Said kid sister, played by Mona Freeman, makes the first act a struggle. She belittles her parents and older sister, thinks only of herself, and rationalizes repeated deceptions. It’s meant to seem precocious, but plays as self-righteous, bordering on pathological.
Things improve once Holden arrives. He struggles early, forced to play a smooch-happy beau too dense to recognize the red flags around Ruth not remembering her letters, and her family talking around direct questions. But he charms once his character discovers the truth and transcends caricature.
As Ruth, Joan Caulfield underplays her part. We don’t get tearful histrionics. She’s a judge’s daughter. In an early scene, she explains in a calm, practical voice how a fight with her boyfriend, Albert, began when he objected to, “My use of tobacco.” Billy De Wolfe plays Albert, sporting a toothy grin and thin moustache that reminded me of John Waters.
The bulk of the film comprises Ruth and family continuing the charade.

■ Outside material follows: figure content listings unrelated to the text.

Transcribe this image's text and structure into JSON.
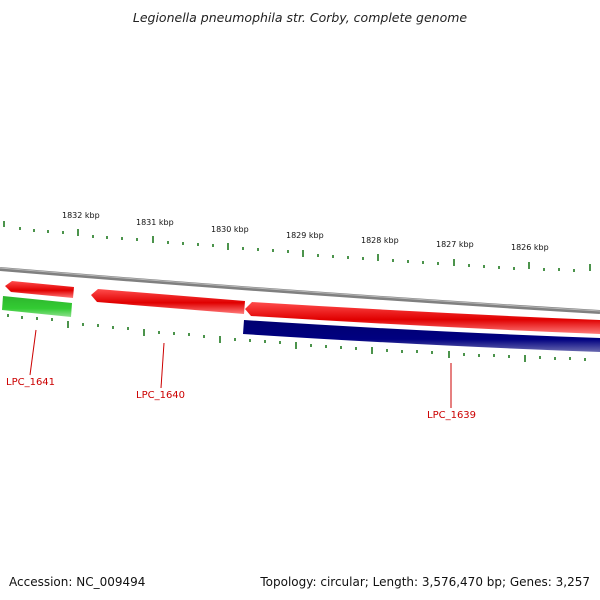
{
  "title": "Legionella pneumophila str. Corby, complete genome",
  "accession": "Accession: NC_009494",
  "summary": "Topology: circular; Length: 3,576,470 bp; Genes: 3,257",
  "colors": {
    "backbone": "#808080",
    "forward_gene": "#ee0000",
    "reverse_gene": "#000080",
    "other_gene": "#33cc33",
    "tick": "#1f7a1f",
    "gene_label": "#cc0000"
  },
  "kbp_labels": [
    "1832 kbp",
    "1831 kbp",
    "1830 kbp",
    "1829 kbp",
    "1828 kbp",
    "1827 kbp",
    "1826 kbp"
  ],
  "genes": [
    {
      "name": "LPC_1641"
    },
    {
      "name": "LPC_1640"
    },
    {
      "name": "LPC_1639"
    }
  ]
}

They decide that, given Bill has only a few days of leave, it’s best to let him believe the lie. These semi-screwball antics grow repetitive. Bill has flowers, stuffed animals, candy popcorn, and even a phonograph recording of him singing his loved delivered to Ruth’s house. Albert plays along with growing reluctance, as Bill continues to grab Ruth by the shoulders and plant long kisses on her lips at every opportunity.
It’s Edward Arnold as Ruth’s judge father who steals the show. His struggle to remain impartial—despite his growing fondness for Bill—charms. I chuckled during a big luncheon joined by Bill’s sister and roommate. The pair were engaged but fell out over a misunderstanding. As the pair storm off in a huff, Ruth’s mother rises to intervene, but Arnold stops her, saying, “No meddling, Edie. We haven’t worked out our own problems.” And I laughed aloud later as the antics reached a tipping point with De Wolfe saying he’s had enough and Arnold, as much sensing his wife’s consternation as our exasperation, says, “Don’t struggle dear, just drift.”
Sound advice for watching this film.